Sequencing-based gene expression analyses could still be improved by moving from 3’-tag sequencing to mRNA sequencing, or transcriptome sequencing, allowing researchers to identify alternative splicing along the entire transcript. Several groups have already performed such studies (see, for example, In Sequence 5/6/2008).
However, “you need to sequence a lot more when you want to measure the whole transcriptome, compared to when you only measure 3’ tags,” ‘t Hoen said. “With the current sequencing power that we have, that’s still a limitation” because the “cost for sequencing will get considerable.”

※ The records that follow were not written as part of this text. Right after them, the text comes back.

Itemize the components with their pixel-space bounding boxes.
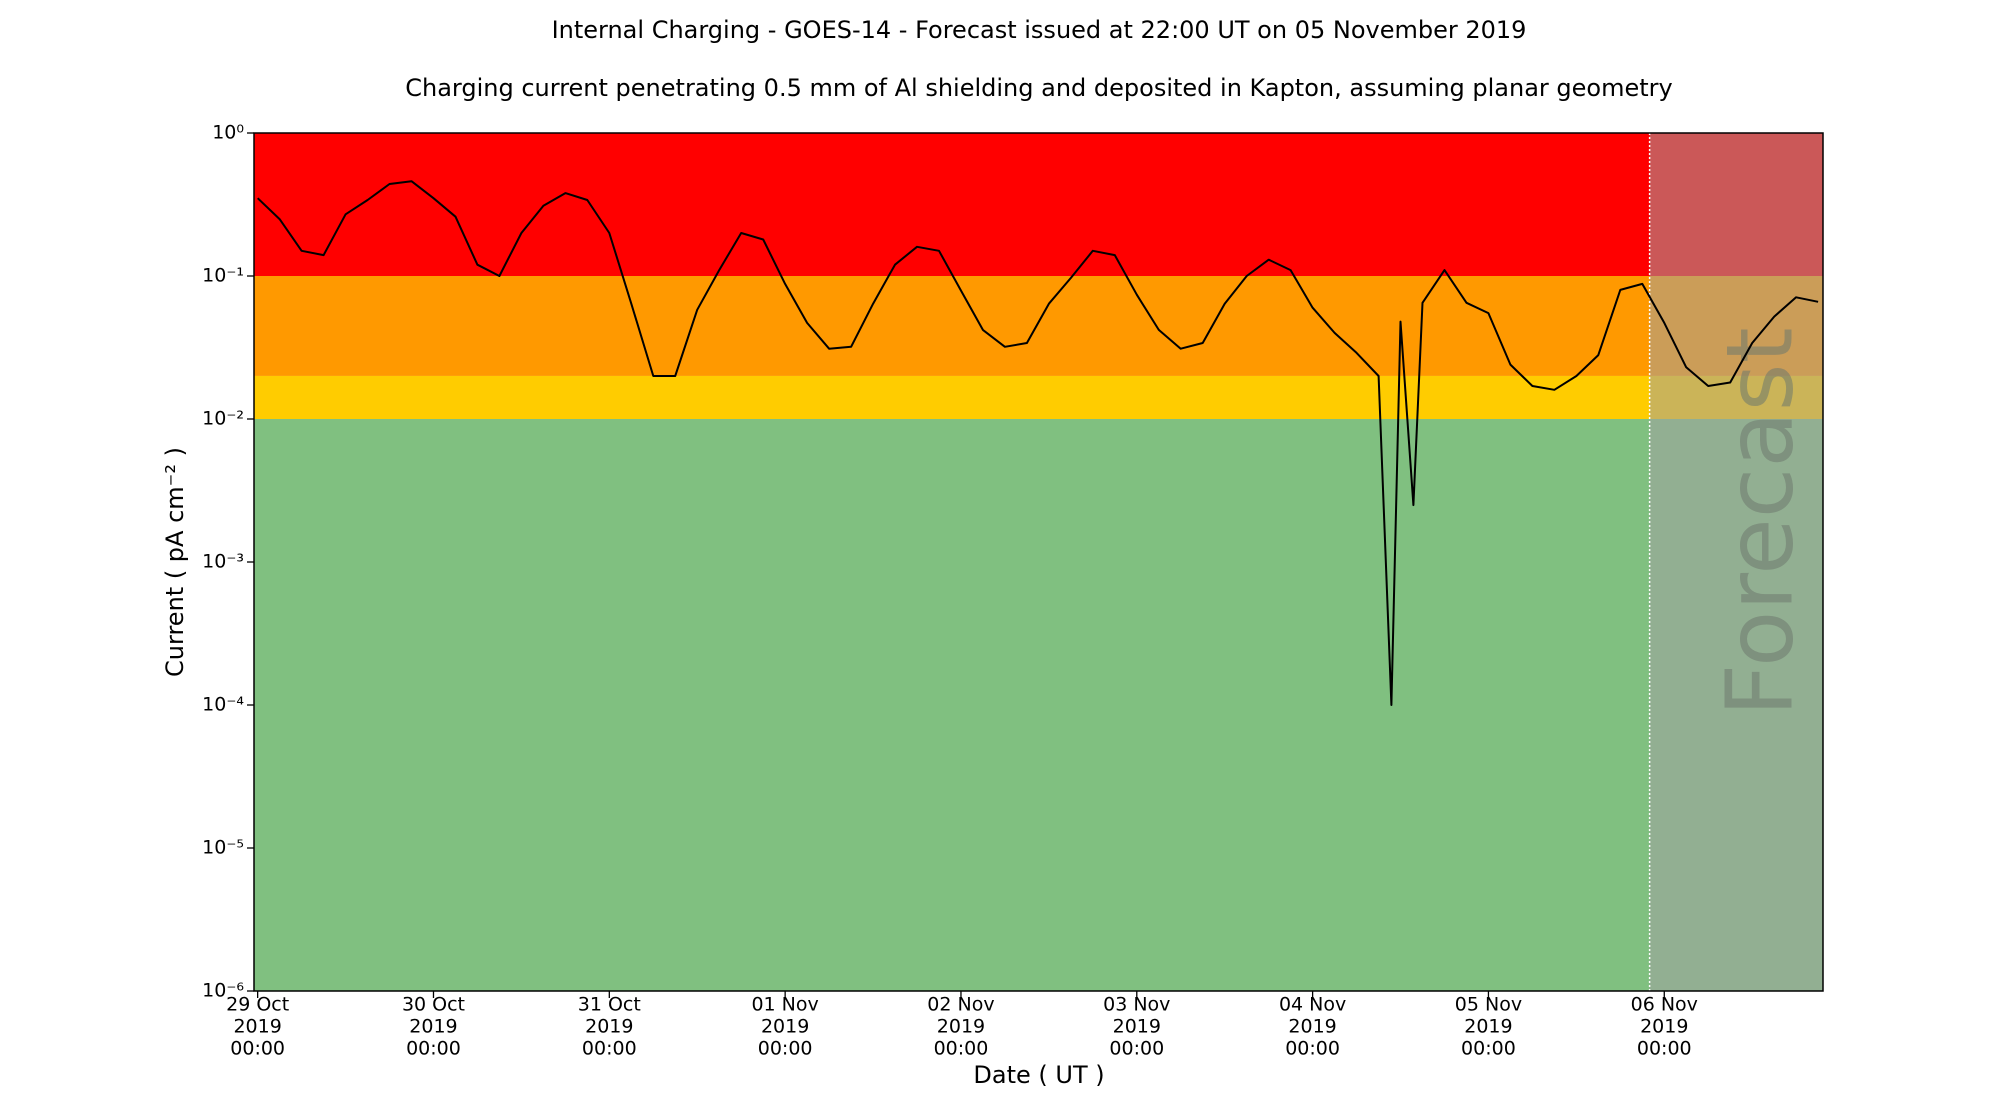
x-tick-label: 2019 bbox=[1288, 1016, 1336, 1038]
x-tick-label: 00:00 bbox=[582, 1038, 637, 1060]
data-line bbox=[257, 180, 1819, 706]
x-tick-label: 00:00 bbox=[1109, 1038, 1164, 1060]
x-tick-label: 00:00 bbox=[1637, 1038, 1692, 1060]
x-tick-label: 00:00 bbox=[1285, 1038, 1340, 1060]
y-tick-label: 10⁻³ bbox=[202, 551, 244, 573]
forecast-label: Forecast bbox=[1707, 327, 1814, 716]
risk-band bbox=[254, 375, 1823, 419]
x-tick-label: 05 Nov bbox=[1455, 994, 1522, 1016]
x-axis-label: Date ( UT ) bbox=[973, 1061, 1104, 1089]
x-tick-label: 31 Oct bbox=[578, 994, 641, 1016]
x-tick-label: 30 Oct bbox=[402, 994, 465, 1016]
x-tick-label: 00:00 bbox=[230, 1038, 285, 1060]
chart-title: Internal Charging - GOES-14 - Forecast i… bbox=[552, 16, 1527, 44]
y-axis-label: Current ( pA cm⁻² ) bbox=[161, 447, 189, 677]
x-tick-label: 04 Nov bbox=[1279, 994, 1346, 1016]
y-tick-label: 10⁻⁴ bbox=[202, 694, 244, 716]
x-tick-label: 2019 bbox=[937, 1016, 985, 1038]
x-tick-label: 00:00 bbox=[406, 1038, 461, 1060]
risk-band bbox=[254, 419, 1823, 991]
x-tick-label: 00:00 bbox=[758, 1038, 813, 1060]
x-tick-label: 2019 bbox=[761, 1016, 809, 1038]
x-tick-label: 2019 bbox=[1464, 1016, 1512, 1038]
y-tick-label: 10⁻² bbox=[202, 408, 244, 430]
y-tick-label: 10⁻⁶ bbox=[202, 980, 244, 1002]
x-tick-label: 06 Nov bbox=[1631, 994, 1698, 1016]
y-tick-label: 10⁰ bbox=[212, 122, 244, 144]
x-tick-label: 2019 bbox=[585, 1016, 633, 1038]
x-tick-label: 03 Nov bbox=[1103, 994, 1170, 1016]
x-tick-label: 00:00 bbox=[934, 1038, 989, 1060]
x-tick-label: 00:00 bbox=[1461, 1038, 1516, 1060]
x-tick-label: 02 Nov bbox=[927, 994, 994, 1016]
chart-subtitle: Charging current penetrating 0.5 mm of A… bbox=[405, 74, 1673, 102]
x-tick-label: 2019 bbox=[233, 1016, 281, 1038]
x-tick-label: 01 Nov bbox=[751, 994, 818, 1016]
risk-band bbox=[254, 276, 1823, 376]
forecast-region bbox=[1649, 133, 1823, 991]
risk-band bbox=[254, 133, 1823, 276]
x-tick-label: 2019 bbox=[1640, 1016, 1688, 1038]
x-tick-label: 2019 bbox=[1113, 1016, 1161, 1038]
y-tick-label: 10⁻¹ bbox=[202, 265, 244, 287]
x-tick-label: 2019 bbox=[409, 1016, 457, 1038]
y-tick-label: 10⁻⁵ bbox=[202, 837, 244, 859]
x-tick-label: 29 Oct bbox=[226, 994, 289, 1016]
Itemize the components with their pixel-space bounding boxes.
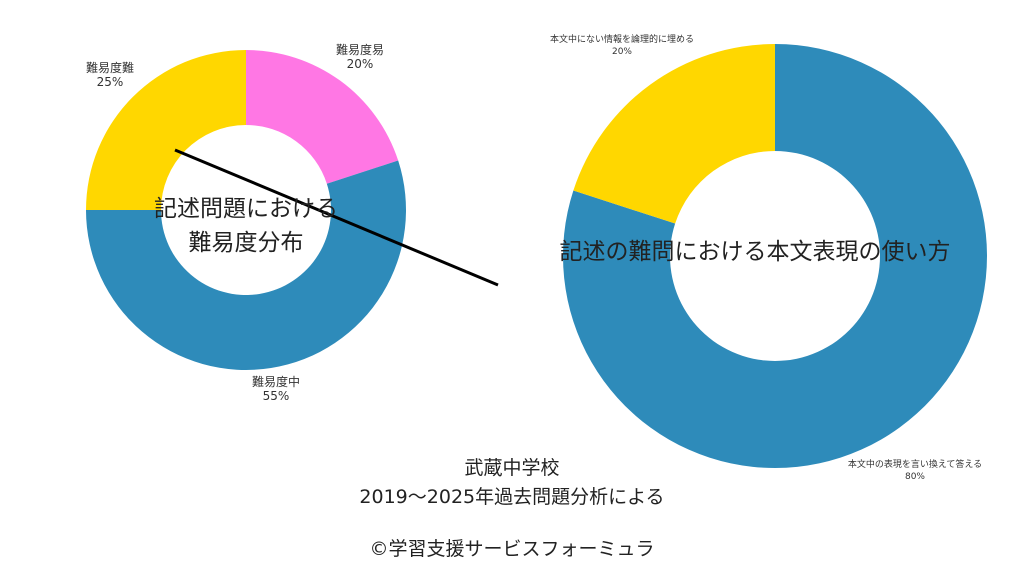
slice-label-percent: 20% xyxy=(612,47,632,57)
slice-label-name: 本文中の表現を言い換えて答える xyxy=(848,458,982,470)
slice-label-name: 難易度中 xyxy=(252,374,300,389)
slice-label-percent: 55% xyxy=(263,389,290,403)
slice-label-percent: 20% xyxy=(347,57,374,71)
slice-label-percent: 80% xyxy=(905,472,925,482)
chart-title-expression: 記述の難問における本文表現の使い方 xyxy=(560,239,951,265)
slice-label-percent: 25% xyxy=(97,75,124,89)
chart-title-difficulty-line2: 難易度分布 xyxy=(189,230,304,256)
donut-slice xyxy=(563,44,987,468)
donut-slice xyxy=(86,160,407,370)
donut-chart-expression: 本文中の表現を言い換えて答える 80% 本文中にない情報を論理的に埋める 20% xyxy=(550,33,987,482)
slice-label-name: 難易度難 xyxy=(86,60,134,75)
footer-school-name: 武蔵中学校 xyxy=(464,457,560,479)
footer-copyright: ©学習支援サービスフォーミュラ xyxy=(369,538,655,560)
donut-slice xyxy=(573,44,775,224)
slice-label-name: 難易度易 xyxy=(336,42,384,57)
chart-title-difficulty-line1: 記述問題における xyxy=(154,196,338,222)
donut-slice xyxy=(246,50,399,184)
slice-label-name: 本文中にない情報を論理的に埋める xyxy=(550,33,694,45)
donut-slice xyxy=(86,50,246,210)
footer-analysis-period: 2019〜2025年過去問題分析による xyxy=(359,486,665,508)
connector-line xyxy=(174,148,499,287)
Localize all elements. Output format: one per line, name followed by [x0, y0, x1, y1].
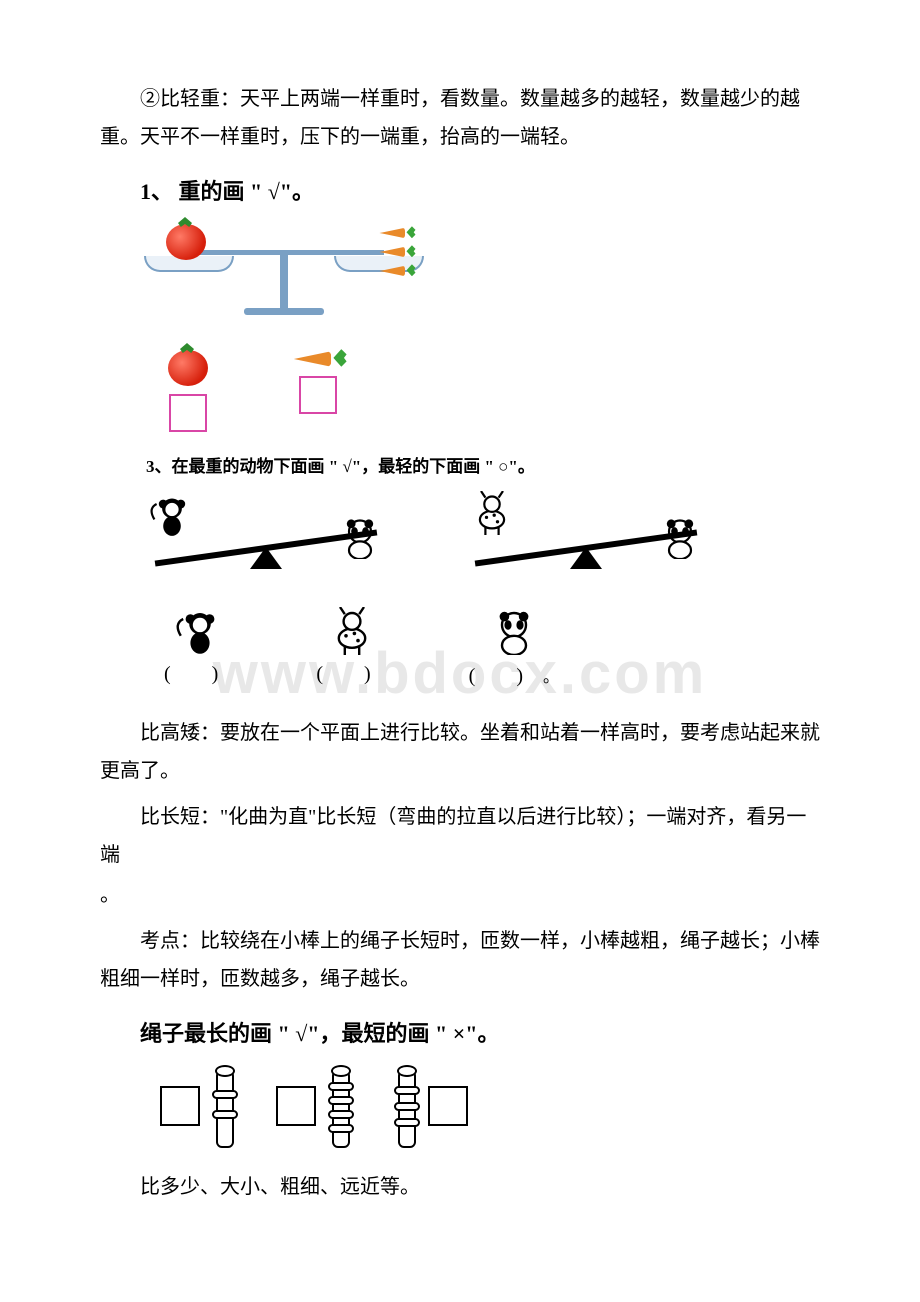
exercise3-heading: 3、在最重的动物下面画 " √"，最轻的下面画 " ○"。 [146, 452, 820, 477]
answer-paren[interactable]: ( ) [164, 663, 236, 686]
rope-item-1 [160, 1068, 236, 1144]
choice-monkey: ( ) [164, 607, 236, 688]
carrot-icon [294, 349, 342, 369]
seesaw-fulcrum [250, 547, 282, 569]
monkey-icon [176, 607, 224, 655]
answer-box[interactable] [299, 376, 337, 414]
seesaw-row [146, 489, 706, 579]
exercise3-choices: ( ) ( ) ( )。 [164, 607, 706, 688]
scale-pillar [280, 250, 288, 310]
answer-box[interactable] [160, 1086, 200, 1126]
balance-scale [144, 216, 424, 336]
seesaw-fulcrum [570, 547, 602, 569]
seesaw-deer-panda [466, 489, 706, 579]
paragraph-compare-weight: ②比轻重：天平上两端一样重时，看数量。数量越多的越轻，数量越少的越重。天平不一样… [100, 80, 820, 156]
exercise3-figure: ( ) ( ) ( )。 [146, 489, 706, 688]
paragraph-compare-length: 比长短："化曲为直"比长短（弯曲的拉直以后进行比较）；一端对齐，看另一端 [100, 798, 820, 874]
answer-box[interactable] [428, 1086, 468, 1126]
scale-base [244, 308, 324, 315]
exercise1-heading: 1、 重的画 " √"。 [140, 174, 820, 206]
choice-panda: ( )。 [469, 607, 559, 688]
deer-icon [470, 491, 514, 539]
deer-icon [328, 607, 376, 655]
answer-paren-last[interactable]: ( )。 [469, 663, 559, 688]
monkey-icon [150, 493, 194, 541]
choice-tomato [168, 350, 208, 432]
paragraph-compare-length-tail: 。 [100, 876, 820, 914]
exercise1-choices [168, 350, 424, 432]
answer-box[interactable] [169, 394, 207, 432]
carrot-icon [380, 245, 413, 259]
paragraph-compare-others: 比多少、大小、粗细、远近等。 [100, 1168, 820, 1206]
rope-item-2 [276, 1068, 352, 1144]
stick-icon [326, 1068, 352, 1144]
choice-deer: ( ) [316, 607, 388, 688]
seesaw-monkey-panda [146, 489, 386, 579]
stick-icon [210, 1068, 236, 1144]
panda-icon [490, 607, 538, 655]
rope-heading: 绳子最长的画 " √"，最短的画 " ×"。 [140, 1016, 820, 1048]
carrot-icon [380, 264, 413, 278]
tomato-icon [168, 350, 208, 386]
rope-item-3 [392, 1068, 468, 1144]
stick-icon [392, 1068, 418, 1144]
paragraph-compare-height: 比高矮：要放在一个平面上进行比较。坐着和站着一样高时，要考虑站起来就更高了。 [100, 714, 820, 790]
rope-figure [160, 1068, 820, 1144]
carrot-group [374, 224, 418, 280]
answer-box[interactable] [276, 1086, 316, 1126]
tomato-icon [166, 224, 206, 260]
answer-paren[interactable]: ( ) [316, 663, 388, 686]
paragraph-exam-point: 考点：比较绕在小棒上的绳子长短时，匝数一样，小棒越粗，绳子越长；小棒粗细一样时，… [100, 922, 820, 998]
carrot-icon [380, 226, 413, 240]
exercise1-figure [144, 216, 424, 432]
choice-carrot [296, 350, 340, 432]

Right now, the Leiden Genome Technology Center charges approximately two to three times as much per sample for tag-based sequencing on the Illumina GA as for a comparable microarray experiment. “But for that, you get a lot more data, and a lot more precise data,” ‘t Hoen said. He and his colleagues have also shown that because of the lower technical variability between sequencing experiments, fewer technical replicates are required than for array-based experiments, lowering the cost of a study.
Besides cost, there are no disadvantages to sequencing-based gene expression analysis, according to ‘t Hoen, but “when it comes to data analysis, the tools for microarrays are much further developed,” he said, adding that “the real bottleneck for many of the sequencing applications is really data analysis at the moment.”
Though tools are available for many applications, “they are still command-line based tools, so they are not very user-friendly,” he said. “For the general user, who doesn’t have a lot of access to bioinformaticians and biostatisticians in the group, that may be an impeding factor to starting a sequencing experiment.”
Also, data storage capacity is currently “more of a limiting factor than the sequencing machine” at the Leiden center, he said. Customers need to bring a portable hard disk, he said, because data from one experiment can easily reach a terabyte. “Those are thing that can be solved, but it’s more difficult than for microarrays at the moment.”
According to ‘t Hoen, the LGTC is currently switching to the Illumina platform for sequencing-based gene expression studies. “For ongoing experiments, we tend to still use microarrays, because it’s too difficult to compare data from sequencing experiments directly to data from microarray experiments,” he said. “But for new experiments, we use sequencing.”